In 1945 he played in 108 games with 262 plate appearances, batting .262 with 9 doubles and 4 triples. When many players returned from the war in 1945, he was sent to the minor leagues. In December 1946 he was traded to the Pittsburgh Pirates. In 1947 he played in 56 games with 182 plate appearances. He batted .199 but hit the first 4 home runs of his career to go along with 33 runs batted in.

In addition to his major league career, Basinski played with six different minor league clubs between 1944 and 1959, as well as for the Patriotas de Venezuela of the Venezuelan Professional Baseball League during the 1951–1952 season. Basinski is a member of the Pacific Coast League Hall of Fame, as well as the Oregon Sports Hall of Fame in recognition of his lengthy career with the Portland Beavers—over 10 seasons. He was the oldest living former player of the Brooklyn/Los Angeles Dodgers and Pittsburgh Pirates. Following the death of Eddie Robinson in October 2021, he became the second-oldest living major leaguer, behind George Elder.

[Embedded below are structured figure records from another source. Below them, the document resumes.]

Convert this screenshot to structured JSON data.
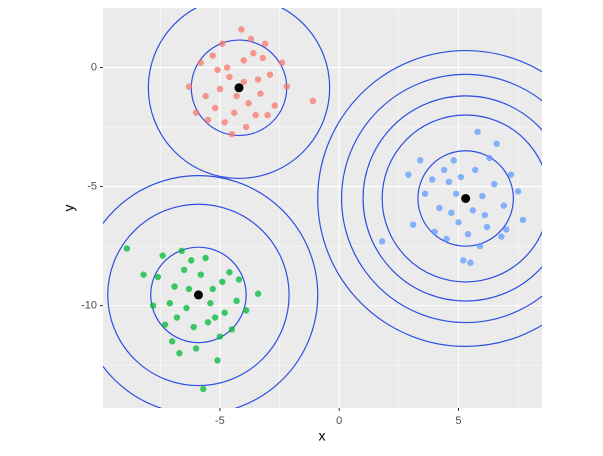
{
  "chart_data": {
    "type": "scatter",
    "x_label": "x",
    "y_label": "y",
    "xlim": [
      -9.9,
      8.5
    ],
    "ylim": [
      -14.3,
      2.5
    ],
    "xticks": [
      -5,
      0,
      5
    ],
    "yticks": [
      0,
      -5,
      -10
    ],
    "xminor": [
      -7.5,
      -2.5,
      2.5,
      7.5
    ],
    "yminor": [
      2.5,
      -2.5,
      -7.5,
      -12.5
    ],
    "grid": true,
    "series": [
      {
        "color": "#F8766D",
        "x": [
          -5.3,
          -3.1,
          -4.8,
          -3.5,
          -5.6,
          -2.9,
          -4.0,
          -4.6,
          -3.8,
          -4.4,
          -5.0,
          -3.3,
          -2.4,
          -6.3,
          -4.1,
          -3.9,
          -5.8,
          -1.1,
          -4.9,
          -3.6,
          -4.3,
          -5.2,
          -3.0,
          -4.7,
          -3.4,
          -2.7,
          -5.5,
          -4.0,
          -6.0,
          -3.7,
          -2.2,
          -5.1,
          -4.5,
          -3.2
        ],
        "y": [
          0.5,
          1.0,
          -2.3,
          -2.0,
          -1.2,
          -0.3,
          0.3,
          -0.4,
          -1.5,
          -1.9,
          -0.9,
          -1.1,
          0.2,
          -0.8,
          1.6,
          -2.5,
          0.2,
          -1.4,
          1.0,
          0.6,
          -1.2,
          -1.7,
          -2.0,
          0.0,
          -0.5,
          -1.6,
          -2.2,
          -0.6,
          -1.9,
          1.2,
          -0.8,
          -0.1,
          -2.8,
          0.4
        ]
      },
      {
        "color": "#00BA38",
        "x": [
          -6.5,
          -5.2,
          -7.1,
          -4.9,
          -6.1,
          -5.6,
          -7.6,
          -4.3,
          -6.8,
          -5.0,
          -6.3,
          -5.4,
          -8.2,
          -4.6,
          -6.0,
          -7.3,
          -5.8,
          -3.9,
          -6.6,
          -5.1,
          -8.9,
          -6.9,
          -4.5,
          -7.8,
          -5.5,
          -6.2,
          -4.2,
          -7.0,
          -5.7,
          -6.4,
          -3.4,
          -7.4,
          -5.3,
          -6.7,
          -4.8
        ],
        "y": [
          -8.5,
          -10.5,
          -9.9,
          -9.0,
          -10.9,
          -8.0,
          -8.8,
          -9.8,
          -10.5,
          -11.3,
          -9.3,
          -9.9,
          -8.7,
          -8.6,
          -11.8,
          -10.8,
          -8.7,
          -10.2,
          -7.7,
          -12.3,
          -7.6,
          -9.2,
          -11.0,
          -10.0,
          -10.7,
          -8.1,
          -8.9,
          -11.5,
          -13.5,
          -10.1,
          -9.5,
          -7.9,
          -9.3,
          -12.0,
          -10.3
        ]
      },
      {
        "color": "#619CFF",
        "x": [
          4.6,
          6.1,
          5.0,
          6.5,
          4.2,
          5.7,
          3.9,
          6.9,
          5.4,
          4.8,
          6.3,
          3.1,
          7.2,
          5.9,
          4.5,
          6.0,
          4.9,
          5.6,
          7.7,
          2.9,
          5.2,
          6.8,
          4.0,
          5.8,
          3.6,
          6.6,
          4.4,
          7.0,
          5.1,
          5.5,
          1.8,
          6.2,
          4.7,
          7.5,
          3.4
        ],
        "y": [
          -4.8,
          -6.2,
          -6.5,
          -4.9,
          -5.9,
          -4.3,
          -4.7,
          -5.8,
          -7.0,
          -3.9,
          -3.8,
          -6.6,
          -4.5,
          -7.5,
          -7.2,
          -5.4,
          -5.3,
          -6.0,
          -6.4,
          -4.5,
          -8.1,
          -7.1,
          -6.9,
          -2.7,
          -5.3,
          -3.2,
          -4.3,
          -6.8,
          -4.6,
          -8.2,
          -7.3,
          -6.7,
          -6.1,
          -5.2,
          -3.9
        ]
      }
    ],
    "centers": {
      "color": "#000000",
      "x": [
        -4.2,
        -5.9,
        5.3
      ],
      "y": [
        -0.85,
        -9.55,
        -5.5
      ]
    },
    "contours": {
      "color": "#2E4FE0",
      "cx": [
        -4.2,
        -4.2,
        -5.9,
        -5.9,
        -5.9,
        5.3,
        5.3,
        5.3,
        5.3,
        5.3
      ],
      "cy": [
        -0.85,
        -0.85,
        -9.55,
        -9.55,
        -9.55,
        -5.5,
        -5.5,
        -5.5,
        -5.5,
        -5.5
      ],
      "r": [
        2.0,
        3.8,
        2.0,
        3.8,
        5.0,
        2.0,
        3.5,
        4.3,
        5.2,
        6.2
      ]
    }
  }
}
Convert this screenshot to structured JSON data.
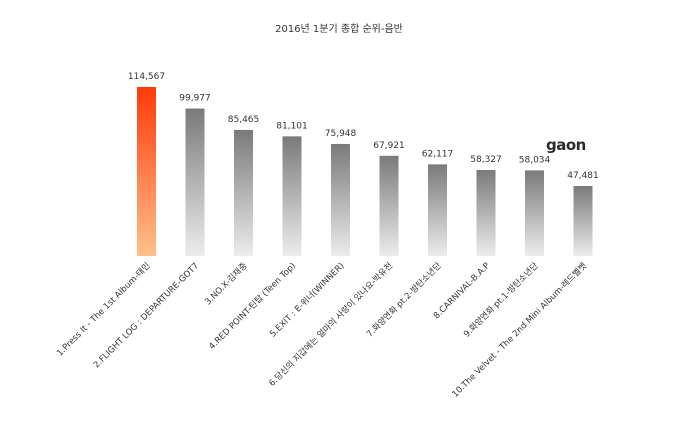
{
  "chart_data": {
    "type": "bar",
    "title": "2016년 1분기 종합 순위-음반",
    "categories": [
      "1.Press It - The 1st Album-태민",
      "2.FLIGHT LOG : DEPARTURE-GOT7",
      "3.NO.X-김재중",
      "4.RED POINT-틴탑 (Teen Top)",
      "5.EXIT : E-위너(WINNER)",
      "6.당신의 지갑에는 얼마의 사랑이 있나요-박유천",
      "7.화양연화 pt.2-방탄소년단",
      "8.CARNIVAL-B.A.P",
      "9.화양연화 pt.1-방탄소년단",
      "10.The Velvet - The 2nd Mini Album-레드벨벳"
    ],
    "values": [
      114567,
      99977,
      85465,
      81101,
      75948,
      67921,
      62117,
      58327,
      58034,
      47481
    ],
    "value_labels": [
      "114,567",
      "99,977",
      "85,465",
      "81,101",
      "75,948",
      "67,921",
      "62,117",
      "58,327",
      "58,034",
      "47,481"
    ],
    "ylim": [
      0,
      114567
    ],
    "grid": false,
    "highlight_colors": {
      "top": "#ff3a0a",
      "bottom": "#ffc08a"
    },
    "bar_colors": {
      "top": "#7a7a7a",
      "bottom": "#ececec"
    }
  },
  "logo": {
    "text": "gaon"
  }
}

==Personal life and death==
Basinski began practicing the violin at an early age and even held a chair with the Buffalo Symphony Orchestra. His mother was a pianist. His nicknames were "The Fiddler", "Bazooka", and "The Professor" (he wore glasses). After retiring from baseball, Basinski remained in the Portland area with his wife and two sons, working for Consolidated Freightways for 31 years as an account manager. He retired in 1991 in Milwaukie, Oregon. In later life, he resided in a care facility in Gladstone, Oregon.

His son, Jeff, was a coach, athletic director and assistant principal during his 29 years with Forest Grove School District in Washington County, Oregon. Jeff died suddenly in 2011, and the Basinski Center gym was named in his honor in 2013. Basinski died at a care facility in Gladstone on January 8, 2022, at the age of 99.